Ricordiamo che il protocollo Bitcoin prevede che migliaia di miner cerchino di acquisire il diritto a scrivere il blocco successivo ripetendo una funzione di hashing nel tentativo di produrre un output casuale inferiore al target. Più tentativi vengono fatti da un miner più alta è per quest’ultimo la probabilità di vincere il “gioco” e quindi di scrivere il blocco e incassare il premio.

La difficoltà è un parametro auto-regolato dalla rete tale che in media ogni dieci minuti ci sarà un vincitore ed un nuovo blocco.

Nel caso di PoET invece sparisce la necessità di effettuare ripetuti tentativi, i miner vengono chiamati validator. Ogni validator genera un wait time usando una sorta di generazione random. Il validator con il wait time più basso viene eletto leader e potrà scrivere il nuovo blocco. Sembra semplice, ma come si ci si può fidare che il leader abbia veramente generato quel “wait time”, e non abbia manipolato il suo generatore di numeri casuali? La risposta si chiama TEE (Trusted Execution Environment) che nel caso di Intel è un prodotto chiamato SGX (Software Guard Extensions). Queste estensioni consentono al processore di creare delle zone di esecuzione sicure dette “enclave” che non possono essere violate da altri programmi in esecuzione sul computer, nemmeno se questi hanno il privilegi di amministratore di sistema e vengono eseguiti in kernel space (condizioni queste che permettono in genere di fare “qualsiasi” cosa). Oltre questo, SGX consente di generare delle attestazioni crittografiche che appunto attestano che un determinato codice, e non un altro truffaldino, con una determinata firma digitale è stato messo in esecuzione. Questo consente dunque a PoET di funzionare come rimpiazzo di Proof-of-work in un protocollo di consenso come quello adottato per la Blockchain. Tuttavia la domanda che sorge spontanea è: chi attesta che l’attestazione sia veritiera? La risposta è: il processore stesso. Questo incorpora le chiavi per questo genere di attestazioni, e tali chiavi immutabili e stampate nell’hardware e sono certificate direttamente dal costruttore del chip, quindi da Intel. In altre parole, il trust viene spostato, non è più nelle mani dei partecipanti ma viene riposto nel chipmaker e la rete funziona solo se tutti usano chip Intel. Scelta opinabile? Forse, ma ricordiamoci che Intel è un produttore di chip, il più grande produttore di chip, e quindi la proposta è perfettamente allineata con il suo business.

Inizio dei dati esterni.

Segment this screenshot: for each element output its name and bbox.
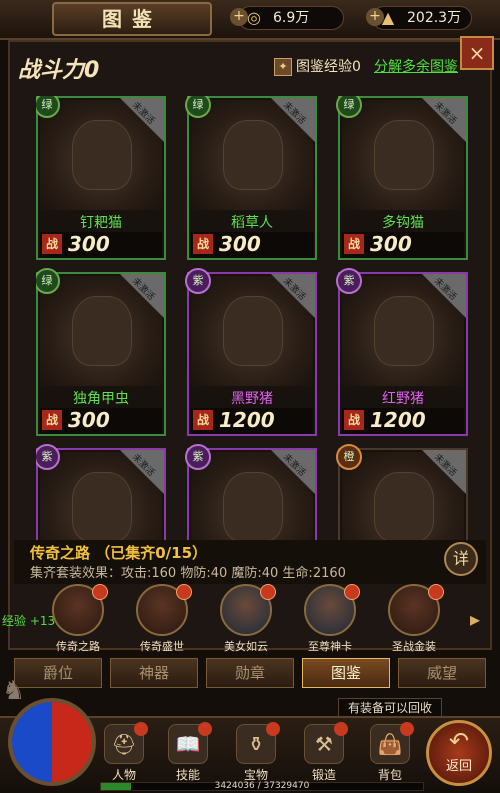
add-ingot-button[interactable]: + — [366, 8, 384, 26]
power-value: 300 — [68, 232, 110, 256]
menu-treasure-button[interactable]: ⚱ 宝物 — [228, 722, 284, 784]
notification-dot-icon — [344, 584, 360, 600]
resource-gold-display: ◎ 6.9万 — [238, 6, 344, 30]
set-item-label: 传奇之路 — [56, 640, 100, 653]
power-tag-icon: 战 — [193, 410, 213, 430]
power-tag-icon: 战 — [193, 234, 213, 254]
grade-badge: 紫 — [336, 268, 362, 294]
card-power: 战 300 — [40, 232, 162, 258]
set-title-text: 传奇之路 — [30, 544, 91, 562]
card-name: 钉耙猫 — [80, 215, 122, 231]
tab-collection[interactable]: 图鉴 — [302, 658, 390, 688]
power-value: 300 — [219, 232, 261, 256]
decompose-link[interactable]: 分解多余图鉴 — [374, 56, 458, 76]
power-tag-icon: 战 — [344, 234, 364, 254]
resource-gold-value: 6.9万 — [273, 10, 310, 26]
power-tag-icon: 战 — [344, 410, 364, 430]
set-info-panel: 传奇之路 （已集齐0/15） 集齐套装效果：攻击:160 物防:40 魔防:40… — [14, 540, 486, 584]
set-item-label: 传奇盛世 — [140, 640, 184, 653]
card-name: 独角甲虫 — [73, 391, 129, 407]
set-effect: 集齐套装效果：攻击:160 物防:40 魔防:40 生命:2160 — [30, 566, 346, 581]
grade-badge: 紫 — [185, 444, 211, 470]
card-power: 战 300 — [40, 408, 162, 434]
scroll-icon: ✦ — [274, 58, 292, 76]
card-name: 红野猪 — [382, 391, 424, 407]
power-tag-icon: 战 — [42, 410, 62, 430]
grade-badge: 紫 — [185, 268, 211, 294]
tab-medal[interactable]: 勋章 — [206, 658, 294, 688]
notification-dot-icon — [198, 722, 212, 736]
card-power: 战 1200 — [342, 408, 464, 434]
card-power: 战 1200 — [191, 408, 313, 434]
power-value: 1200 — [219, 408, 275, 432]
set-item[interactable]: 传奇盛世 — [130, 584, 194, 656]
card-name: 黑野猪 — [231, 391, 273, 407]
power-value: 300 — [68, 408, 110, 432]
return-label: 返回 — [445, 759, 472, 774]
tab-bar: 爵位 神器 勋章 图鉴 威望 — [10, 658, 490, 688]
card-power: 战 300 — [342, 232, 464, 258]
card-item[interactable]: 紫 未激活 — [185, 444, 317, 541]
return-button[interactable]: ↶ 返回 — [426, 720, 492, 786]
set-item-label: 美女如云 — [224, 640, 268, 653]
set-item[interactable]: 至尊神卡 — [298, 584, 362, 656]
card-power: 战 300 — [191, 232, 313, 258]
notification-dot-icon — [176, 584, 192, 600]
notification-dot-icon — [266, 722, 280, 736]
menu-bag-button[interactable]: 👜 背包 — [362, 722, 418, 784]
recycle-notice[interactable]: 有装备可以回收 — [338, 698, 442, 718]
card-name: 稻草人 — [231, 215, 273, 231]
card-item[interactable]: 紫 未激活 黑野猪 战 1200 — [185, 268, 317, 436]
menu-skill-button[interactable]: 📖 技能 — [160, 722, 216, 784]
power-tag-icon: 战 — [42, 234, 62, 254]
xp-text: 3424036 / 37329470 — [214, 781, 310, 791]
set-count: （已集齐0/15） — [95, 544, 208, 562]
close-button[interactable]: × — [460, 36, 494, 70]
set-item[interactable]: 传奇之路 — [46, 584, 110, 656]
card-item[interactable]: 绿 未激活 钉耙猫 战 300 — [36, 96, 166, 260]
notification-dot-icon — [134, 722, 148, 736]
card-item[interactable]: 紫 未激活 红野猪 战 1200 — [336, 268, 468, 436]
return-arrow-icon: ↶ — [448, 727, 470, 755]
set-detail-button[interactable]: 详 — [444, 542, 478, 576]
power-value: 300 — [370, 232, 412, 256]
set-item[interactable]: 美女如云 — [214, 584, 278, 656]
menu-character-button[interactable]: ⛑ 人物 — [96, 722, 152, 784]
tab-artifact[interactable]: 神器 — [110, 658, 198, 688]
resource-ingot-display: ▲ 202.3万 — [372, 6, 472, 30]
notification-dot-icon — [334, 722, 348, 736]
scroll-right-arrow-icon[interactable]: ▸ — [460, 604, 490, 634]
notification-dot-icon — [260, 584, 276, 600]
page-title: 图鉴 — [52, 2, 212, 36]
card-item[interactable]: 绿 未激活 多钩猫 战 300 — [336, 96, 468, 260]
add-gold-button[interactable]: + — [230, 8, 248, 26]
card-item[interactable]: 绿 未激活 稻草人 战 300 — [185, 96, 317, 260]
card-item[interactable]: 橙 未激活 — [336, 444, 468, 541]
power-value: 1200 — [370, 408, 426, 432]
menu-forge-button[interactable]: ⚒ 锻造 — [296, 722, 352, 784]
card-item[interactable]: 绿 未激活 独角甲虫 战 300 — [36, 268, 166, 436]
card-item[interactable]: 紫 未激活 — [36, 444, 166, 541]
collection-exp-label: 图鉴经验0 — [296, 59, 361, 75]
set-title: 传奇之路 （已集齐0/15） — [30, 542, 207, 563]
tab-prestige[interactable]: 威望 — [398, 658, 486, 688]
hp-mp-orb — [8, 698, 96, 786]
set-item-label: 圣战金装 — [392, 640, 436, 653]
combat-power: 战斗力0 — [18, 58, 100, 83]
grade-badge: 橙 — [336, 444, 362, 470]
notification-dot-icon — [428, 584, 444, 600]
notification-dot-icon — [92, 584, 108, 600]
set-item-label: 至尊神卡 — [308, 640, 352, 653]
set-item[interactable]: 圣战金装 — [382, 584, 446, 656]
collection-exp: ✦ 图鉴经验0 — [274, 56, 361, 76]
resource-ingot-value: 202.3万 — [407, 10, 462, 26]
card-name: 多钩猫 — [382, 215, 424, 231]
card-grid: 绿 未激活 钉耙猫 战 300 绿 未激活 稻草人 战 300 绿 未激活 多钩… — [36, 96, 468, 541]
notification-dot-icon — [400, 722, 414, 736]
dragon-icon: ♞ — [2, 676, 26, 706]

Vediamo invece Fabric, che in precedenza era un progetto tutto IBM chiamato Open Blockchain che è diventato il primo progetto incubato in Hyperledger cambiando nome appunto in Fabric.

Fabric implementa la tecnologia della blockchain in modo molto flessibile e, secondo gli autori, lo stesso Bitcoin potrebbe essere ottenuto a partire da Fabric come una semplice specializzazione. È in grado di ospitare qualsiasi linguaggio per lo sviluppo di contratti.

Fabric in precedenza era un progetto tutto IBM chiamato Open Blockchain che è diventato il primo progetto incubato in Hyperledger e ribattezzato appunto in Fabric.

I 3 concetti principali dell’architettura sono abbastanza tipici per una tecnologia di distributed ledger:

  • Il Ledger appunto, ovvero registro universale che contiene lo stato del sistema e le transazioni. E’ organizzato in blocchi collegati crittograficamente.
  • La Transazione, cioè una richiesta di eseguire una funzione sul ledger. La funzione è implementata da un codice eseguibile chiamato chaincode.
  • Chaincode: il codice che implementa le funzioni che possono alterare lo stato del sistema. Anche il chaincode è memorizzato nel ledger.

Due altr importanti caratteristiche sono le transazioni private, che consentono solo alle parti interessate di accedere in chiaro ai dettagli di una transazione; e il Customizable Consensus Protocol, che consente a Fabric di implementare il meccanismo di consenso in modo modulare, in una modalità potremmo dire plug-&-vote il protocollo scelto potrebbe essere proof-of-work (come in Bitcoin), proof-of-stake o Paxos, quest’ultimo è lo stato dell’arte dei protocolli di consenso.